Binance, one of the world’s largest cryptocurrency exchanges, has announced an updated set of operational guidelines for market makers in a move aimed at boosting transparency and safeguarding user interests. The new framework outlines stricter standards for market-making activities, focusing on the early detection of practices that could disrupt healthy market functioning. The initiative is designed to provide clearer parameters for both project teams and market participants, setting out the responsibilities and boundaries crucial to robust and transparent trading environments.
Key risk indicators and rules for market makers
The updated guidelines provide a precise definition of the market maker’s role while outlining specific risk signals that require attention. Market makers, who contribute to market liquidity and ensure efficient price discovery by balancing buy and sell orders, wield significant influence over trading dynamics. Recognizing this, the guidelines emphasize the need for clear standards and robust accountability mechanisms.
Six core risk indicators are highlighted in the new framework, including token sales that contradict predetermined distribution plans, repeated large-scale sell orders in a single direction, and simultaneous sizable sales across multiple exchanges. Other flagged behaviors include trading volumes inconsistent with price movements, sharp price swings in illiquid markets, and imbalances between trading volume and available liquidity.
Such indicators may point to potential market manipulation or unhealthy price formation. Binance underlines that it will closely monitor these signals and intervene when necessary to ensure the integrity of the marketplace.
Stricter requirements for token listings and transparency
These new rules extend beyond trading conduct to encompass the entire token listing process. Projects seeking listings are now required to adhere strictly to their pre-established distribution schedules. Any token sale or distribution that deviates from the agreed plan will be disallowed, reinforcing discipline and predictability in token distribution.
The guidelines also stipulate that transactions exerting undue selling pressure on the market—especially those involving high-volume sales—will be classified as disruptive.
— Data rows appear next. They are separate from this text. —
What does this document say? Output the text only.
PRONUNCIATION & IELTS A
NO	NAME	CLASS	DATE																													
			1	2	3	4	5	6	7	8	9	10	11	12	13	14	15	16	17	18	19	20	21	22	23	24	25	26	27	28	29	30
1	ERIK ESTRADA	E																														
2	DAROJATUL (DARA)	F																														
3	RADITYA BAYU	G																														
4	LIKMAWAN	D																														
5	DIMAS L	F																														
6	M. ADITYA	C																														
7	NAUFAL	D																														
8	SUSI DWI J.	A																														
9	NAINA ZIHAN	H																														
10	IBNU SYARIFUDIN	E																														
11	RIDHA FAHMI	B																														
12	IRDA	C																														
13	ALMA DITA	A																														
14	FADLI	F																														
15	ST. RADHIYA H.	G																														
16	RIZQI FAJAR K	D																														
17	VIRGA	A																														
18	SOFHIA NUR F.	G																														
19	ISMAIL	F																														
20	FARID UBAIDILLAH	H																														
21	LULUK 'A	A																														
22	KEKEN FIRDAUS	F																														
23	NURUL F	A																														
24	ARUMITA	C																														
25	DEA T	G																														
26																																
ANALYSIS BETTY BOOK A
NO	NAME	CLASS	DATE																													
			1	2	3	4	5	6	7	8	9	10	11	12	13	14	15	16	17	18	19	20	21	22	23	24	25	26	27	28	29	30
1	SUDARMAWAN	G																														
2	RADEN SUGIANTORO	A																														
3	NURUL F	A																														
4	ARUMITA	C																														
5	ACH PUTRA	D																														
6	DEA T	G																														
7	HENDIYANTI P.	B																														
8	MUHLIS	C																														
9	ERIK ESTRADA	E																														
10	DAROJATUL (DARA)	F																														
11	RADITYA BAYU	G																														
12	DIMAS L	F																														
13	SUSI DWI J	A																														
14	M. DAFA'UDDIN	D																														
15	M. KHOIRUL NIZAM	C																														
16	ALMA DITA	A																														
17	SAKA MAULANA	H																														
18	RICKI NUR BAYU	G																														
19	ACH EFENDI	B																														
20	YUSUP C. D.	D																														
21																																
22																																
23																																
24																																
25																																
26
Such activities will be monitored and, where necessary, subject to intervention to maintain market stability.
Furthermore, projects must disclose the legal identities of partnered market makers and clearly outline the terms of these agreements to the platform. Practices that could enable price manipulation or undermine market liquidity will not be tolerated. In addition, profit-sharing and guaranteed return arrangements between projects and market makers are now explicitly prohibited under the updated rules.
In cases where token lending agreements are in place, the exact scope of their usage must be clearly defined. This measure is intended to establish transparency in asset usage and prevent possible forms of abuse or misuse.
Binance’s in-house market surveillance system forms a core component of this new regime. The system is designed to detect unusual trading patterns and identify likely incidents of manipulation in advance, allowing the platform to take preemptive action to guard market integrity.
In a company statement, Binance emphasized that while market makers play a vital role in ensuring liquidity and trading efficiency, these privileges are accompanied by serious responsibilities.
“Market makers are crucial for liquidity and transactional efficiency. However, given the extent of their influence, establishing clear standards and ensuring accountability are essential. We will continue expanding information sharing so participants can make informed decisions in a more trustworthy setting,” Binance said in its statement.